Another volunteer, software engineer Eng Kern Shen, 37, got to work setting up a website, while the others sent e-mail blasts through the volunteers' mailing list, printed donation cards and found sponsors. For example, the now-defunct Orchard Emerald mall provided a rent-free event space and Quest Salon offered the free services of their hairdressers.
That year, 73 people had their heads shaved, raising close to $48,000.
In 2005, the event was held in Tampines Mall and Wisma Atria.
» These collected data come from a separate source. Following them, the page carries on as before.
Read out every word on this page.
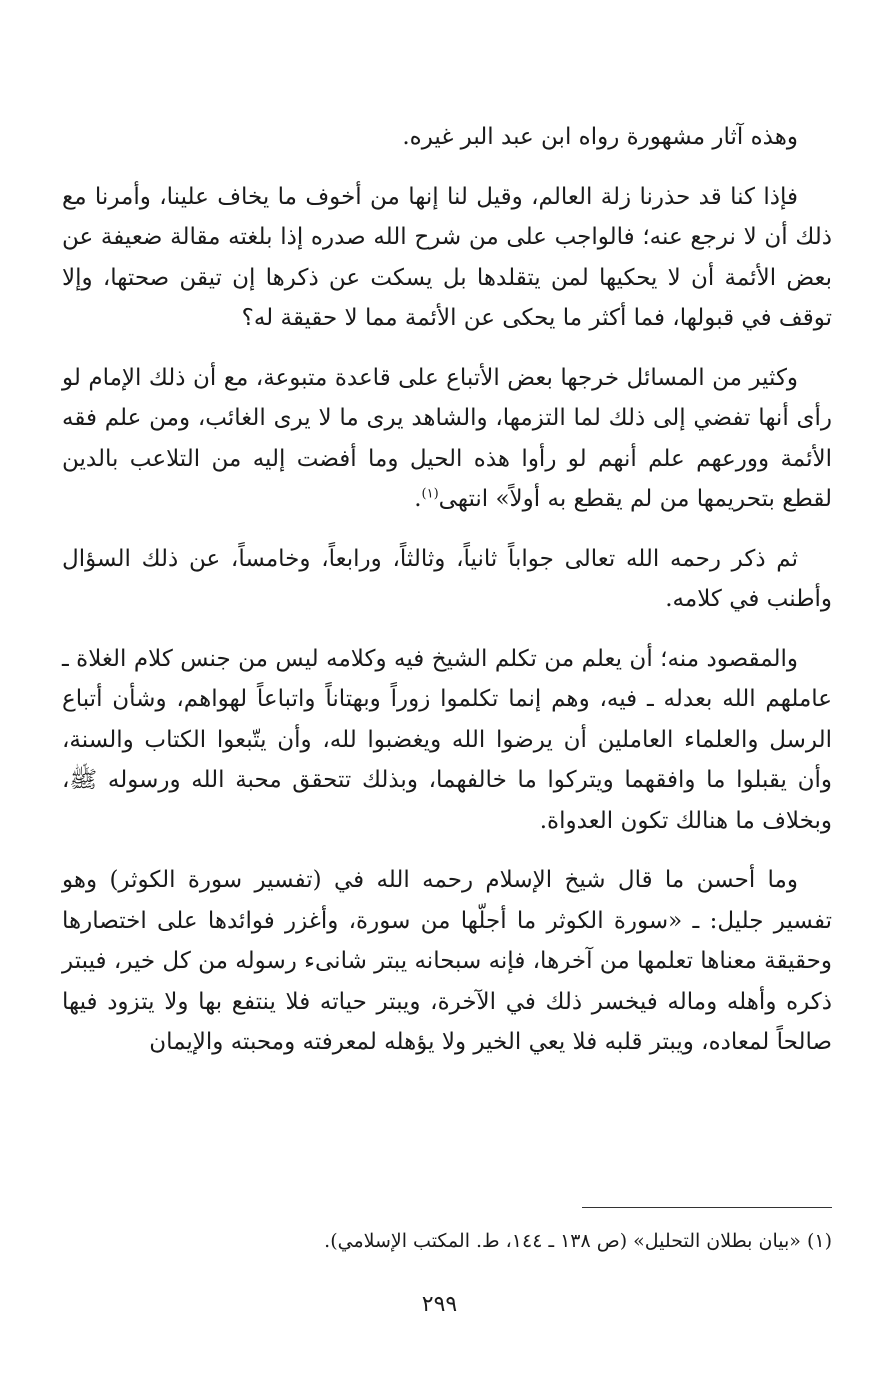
وهذه آثار مشهورة رواه ابن عبد البر غيره.

فإذا كنا قد حذرنا زلة العالم، وقيل لنا إنها من أخوف ما يخاف علينا، وأمرنا مع ذلك أن لا نرجع عنه؛ فالواجب على من شرح الله صدره إذا بلغته مقالة ضعيفة عن بعض الأئمة أن لا يحكيها لمن يتقلدها بل يسكت عن ذكرها إن تيقن صحتها، وإلا توقف في قبولها، فما أكثر ما يحكى عن الأئمة مما لا حقيقة له؟

وكثير من المسائل خرجها بعض الأتباع على قاعدة متبوعة، مع أن ذلك الإمام لو رأى أنها تفضي إلى ذلك لما التزمها، والشاهد يرى ما لا يرى الغائب، ومن علم فقه الأئمة وورعهم علم أنهم لو رأوا هذه الحيل وما أفضت إليه من التلاعب بالدين لقطع بتحريمها من لم يقطع به أولاً» انتهى$^{(١)}$.

ثم ذكر رحمه الله تعالى جواباً ثانياً، وثالثاً، ورابعاً، وخامساً، عن ذلك السؤال وأطنب في كلامه.

والمقصود منه؛ أن يعلم من تكلم الشيخ فيه وكلامه ليس من جنس كلام الغلاة ـ عاملهم الله بعدله ـ فيه، وهم إنما تكلموا زوراً وبهتاناً واتباعاً لهواهم، وشأن أتباع الرسل والعلماء العاملين أن يرضوا الله ويغضبوا لله، وأن يتّبعوا الكتاب والسنة، وأن يقبلوا ما وافقهما ويتركوا ما خالفهما، وبذلك تتحقق محبة الله ورسوله ﷺ، وبخلاف ما هنالك تكون العدواة.

وما أحسن ما قال شيخ الإسلام رحمه الله في (تفسير سورة الكوثر) وهو تفسير جليل: ـ «سورة الكوثر ما أجلّها من سورة، وأغزر فوائدها على اختصارها وحقيقة معناها تعلمها من آخرها، فإنه سبحانه يبتر شانىء رسوله من كل خير، فيبتر ذكره وأهله وماله فيخسر ذلك في الآخرة، ويبتر حياته فلا ينتفع بها ولا يتزود فيها صالحاً لمعاده، ويبتر قلبه فلا يعي الخير ولا يؤهله لمعرفته ومحبته والإيمان

(١) «بيان بطلان التحليل» (ص ١٣٨ ـ ١٤٤، ط. المكتب الإسلامي).
٢٩٩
It drew 310 people and raised $147,547. That same year, Hair For Hope won the most innovative fund-raising initiative award from the National Volunteer and Philanthrophy Centre.
From 2008, it began to be run fully by staff from the foundation. In 2009, funds raised through the event crossed the $1-million mark, with 1,842 people shaving their heads at Novena Square. It has now evolved into a mass participation event, with scores of companies and schools holding their own hair-shaving sessions to support the foundation.
Foundation chairman Tay Miah Hiang, 45, says Hair For Hope has caught on because the cause tugs at heartstrings. "We are fortunate that even in the worst of times, people are still donating because the terms 'children' and 'cancer' are emotive."
The oncologist first went bald at a Hair For Hope event in 2006, when he was working as a consultant at the National Cancer Centre. His effort garnered more than $30,000 in donations.
"Some patients donated because going bald makes a statement," says Dr Tay. "They asked me what happened and even joked that they had more hair than I did. Then they asked how they could help."
Mr Chung says each person who goes bald for the movement is a new spokesman for cancer awareness. "Even if, say, the whole football team shaves together as a fun thing, each person will feel the sting when he walks out alone and gets stares from strangers."
That person then develops empathy and learns about cancer and how it affects people. This is how awareness of the disease grows, he says.
But there were reservations about the growing scale of the event. Dr Tay recalls: "When we were doing this, we did ask ourselves how big we wanted it to be. If we created fanfare, with publicity and sponsors, it cannot help but carry that commercial slant.
"It might turn ugly and we lose that meaning."
He decided that the best way is to remain transparent about operating costs and where the money goes.
Each year, the foundation spends about $100,000 on Hair For Hope to defray costs such as the printing of collaterals and T-shirts, website maintenance and event set-up. Advertising is provided free by corporate sponsors such as SPH MediaBoxOffice and StarHub.
The space for hair-shaving sessions is provided rent-free by participating malls, while salons, such as Jean Yip Group and Next Hair Salon, have jumped in to help for free.
Companies and schools have also approached the foundation to hold satellite events.
In 2007, the first such events were held at Edgefield Primary School, Montfort Junior School and Singapore Tourism Board, with 107 people going under the razor.
To date, Hair For Hope has held at least 100 spin-off events at companies and schools.
Mr Robin Chan, 49, who had his head shaved at Kong Meng San Phor Kark See Monastery in May this year, is credited as the Singaporean who raised the largest amount this year - $34,818. The largest amount ever raised is $119,980 by a private banker in 2011.
Mr Chan went bald as a tribute to his dad, who died of nasopharyngeal cancer in 2004, and his girlfriend, who battled breast cancer for 13 years and died in 2008.
The senior associate director at the Institutional Review Board in the National University of Singapore says: "Hair For Hope sends the right message because each person becomes a walking cause for cancer.
"It is not so much about the funds raised, but the awareness that comes out of it. I am just happy to be an intermediary between people who want to do good and children suffering from cancer who need help."